I knew the charge came down from powers much higher than her so I let it go.  All she did was place her gloved hand on top of my hand and press down once.  And I was on my way.  As we arrived at our gate, I reflected on the situation. Was I offended by what happened?  Yes, to an extent. Do I think it’s discriminatory. Yes, to an extent.  Do I blame the woman that did it?  No.  I just find it interesting that the bump on my stomach is way larger than the puff on my head, but not one person stopped to pat down my stomach.  It’s sad that we still live in a culture where certain ethnicities have certain stereotypes attached.  I understand protecting our country….. but when is the last time an African-American woman was on the news for terroristic threats?!

Starting to Get It (23 weeks)


NaturalBeauty

  Starting to Get It

I’m just now starting to understand why (in addition to the time it takes to create a baby) women are pregnant for nine months and the various stages we go through before birth.  Right now I am 23 weeks pregnant and I have 17 weeks to go, although I think Baby Turner will come early since I came into the world a month early.

For most of this second trimester I am tired and sleepy at all the wrong times. Up in the middle of the night, tired mid-afternoon.  I now believe this is happening to prepare me for a schedule with a baby where I’ll have the most unpredictable schedule I’ve ever met.  These months are preparing me for the months to come.  The main difference between then and now is that I am embracing extended naps and resting as much as possible.  I’m enjoying quiet times and sometimes just doing nothing.  My inconvenient sleeping patterns now are just preparing me for life as a mother.

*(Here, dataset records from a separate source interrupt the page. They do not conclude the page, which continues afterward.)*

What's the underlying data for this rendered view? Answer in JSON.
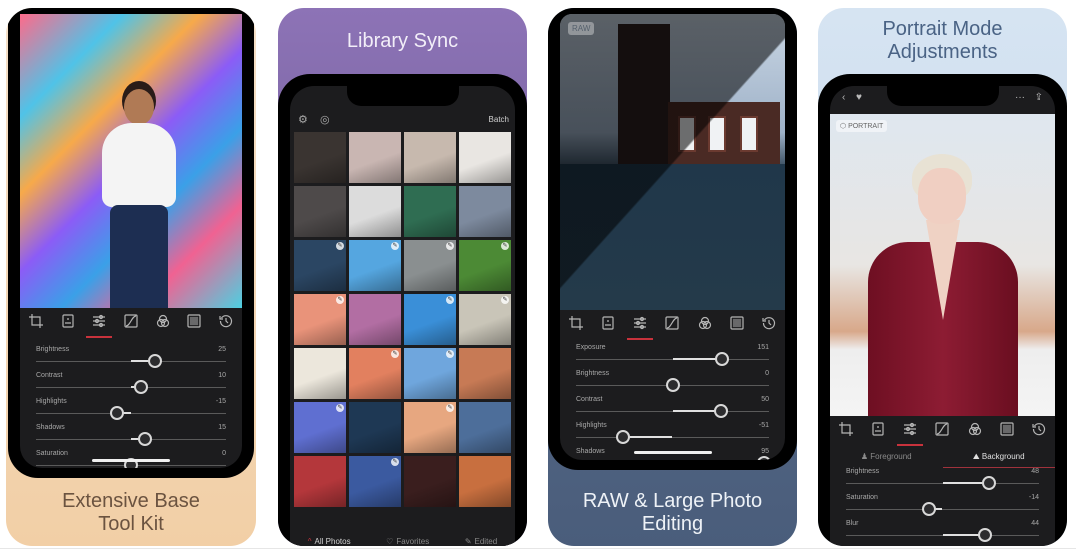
{
  "cards": [
    {
      "caption": "Extensive Base Tool Kit",
      "caption_lines": [
        "Extensive Base",
        "Tool Kit"
      ],
      "toolbar": [
        "crop",
        "frame",
        "adjust",
        "curves",
        "color-mixer",
        "vignette",
        "history"
      ],
      "active_tool": "adjust",
      "sliders": [
        {
          "label": "Brightness",
          "value": "25",
          "level": 25
        },
        {
          "label": "Contrast",
          "value": "10",
          "level": 10
        },
        {
          "label": "Highlights",
          "value": "-15",
          "level": -15
        },
        {
          "label": "Shadows",
          "value": "15",
          "level": 15
        },
        {
          "label": "Saturation",
          "value": "0",
          "level": 0
        }
      ]
    },
    {
      "caption": "Library Sync",
      "header": {
        "settings_icon": "gear-icon",
        "sync_icon": "aperture-icon",
        "batch_label": "Batch"
      },
      "grid_colors": [
        "#3a3431",
        "#c9b6b2",
        "#c7b9ae",
        "#e9e6e2",
        "#4e4a4a",
        "#dcdcdc",
        "#2f6d52",
        "#7d8a9e",
        "#2b4663",
        "#55a6e0",
        "#8a8f90",
        "#4c8a35",
        "#e9937a",
        "#b26ea3",
        "#3a8fd8",
        "#c9c5b8",
        "#ece7dc",
        "#e2805f",
        "#6fa6dd",
        "#c77a55",
        "#5f6fd1",
        "#1e3854",
        "#e7a780",
        "#4d6e9a",
        "#b4373b",
        "#3b5aa0",
        "#3a1e1e",
        "#c86f3f"
      ],
      "edited_thumbs": [
        8,
        9,
        10,
        11,
        12,
        14,
        15,
        17,
        18,
        20,
        22,
        25
      ],
      "tabs": [
        {
          "label": "All Photos",
          "icon": "chevron-up-icon",
          "active": true
        },
        {
          "label": "Favorites",
          "icon": "heart-icon",
          "active": false
        },
        {
          "label": "Edited",
          "icon": "pencil-icon",
          "active": false
        }
      ]
    },
    {
      "caption": "RAW & Large Photo Editing",
      "caption_lines": [
        "RAW & Large Photo",
        "Editing"
      ],
      "badge": "RAW",
      "toolbar": [
        "crop",
        "frame",
        "adjust",
        "curves",
        "color-mixer",
        "vignette",
        "history"
      ],
      "active_tool": "adjust",
      "sliders": [
        {
          "label": "Exposure",
          "value": "151",
          "level": 51
        },
        {
          "label": "Brightness",
          "value": "0",
          "level": 0
        },
        {
          "label": "Contrast",
          "value": "50",
          "level": 50
        },
        {
          "label": "Highlights",
          "value": "-51",
          "level": -51
        },
        {
          "label": "Shadows",
          "value": "95",
          "level": 95
        }
      ]
    },
    {
      "caption": "Portrait Mode Adjustments",
      "caption_lines": [
        "Portrait Mode",
        "Adjustments"
      ],
      "badge": "PORTRAIT",
      "nav": {
        "back": "‹",
        "favorite": "♥",
        "more": "···",
        "share": "⇪"
      },
      "toolbar": [
        "crop",
        "frame",
        "adjust",
        "curves",
        "color-mixer",
        "vignette",
        "history"
      ],
      "active_tool": "adjust",
      "segments": [
        {
          "label": "Foreground",
          "active": false
        },
        {
          "label": "Background",
          "active": true
        }
      ],
      "sliders": [
        {
          "label": "Brightness",
          "value": "48",
          "level": 48
        },
        {
          "label": "Saturation",
          "value": "-14",
          "level": -14
        },
        {
          "label": "Blur",
          "value": "44",
          "level": 44
        }
      ]
    }
  ],
  "colors": {
    "accent": "#c8323c",
    "card1_bg": "#f2cfa6",
    "card2_bg": "#8d73b6",
    "card3_bg": "#4a5d7b",
    "card4_bg": "#d6e4f2"
  }
}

Another thing I am noticing is that I am losing my independence.   Simple things I’ve taken for granted are now becoming more difficult.  A simple trip to the grocery store to buy several 24 packs of water for my fitness studio is not easy.  Lifting them into the cart is difficult, I don’t even try to put them on the belt for checkout, and putting them into my trunk is a task also.  I’ve found that things that I used to be able to do so easy now take effort.  Bending down to lotion my ankles, painting my toe nails or just sitting up require a special prayer.  What I believe, though, is that this is teaching me the value of co-dependence.  I need to learn how to be dependent on others so that I can help our son be dependent on me.  This is rather difficult for the only child in me, but I’ve found the process to be much easier with a supportive husband that wants to help as much as possible.

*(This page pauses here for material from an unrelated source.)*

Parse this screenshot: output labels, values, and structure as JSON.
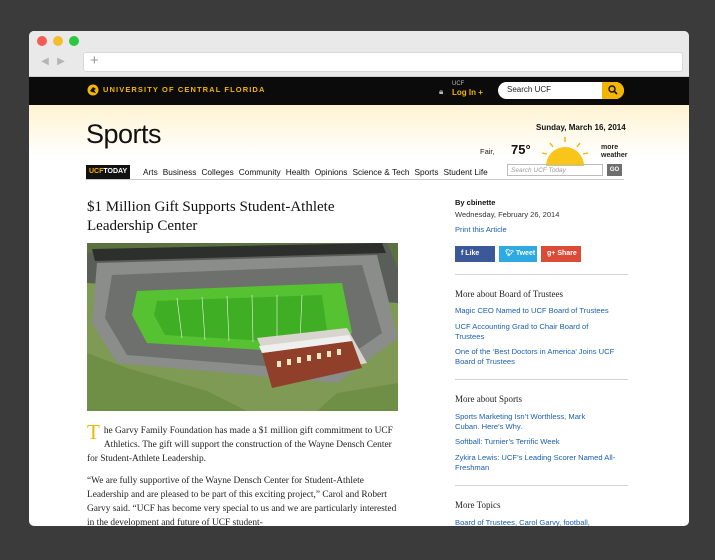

And a third thing learned is that life will not be perfect.  I often claim “pregnancy brain freeze” when I do goofy things and make odd errors.  Whether it’s forgetting part of a song during my Zumba class or dropping a plate of food, I am learning that things will not always go as planned.  Leaving the house in a timely manner will sometimes get sidetracked and the most random thing can happen at the must random time (and some of it may be so disgusting that we all take a shower and start over from step one.

These are all lessons in life and lessons in love.  Often the things you sacrifice the most for in life are the things you most cherish and embrace.  You’re largest struggles can lead to our largest accomplishments.  Just know that every day in our life and a training day to get us prepared for our given gifts.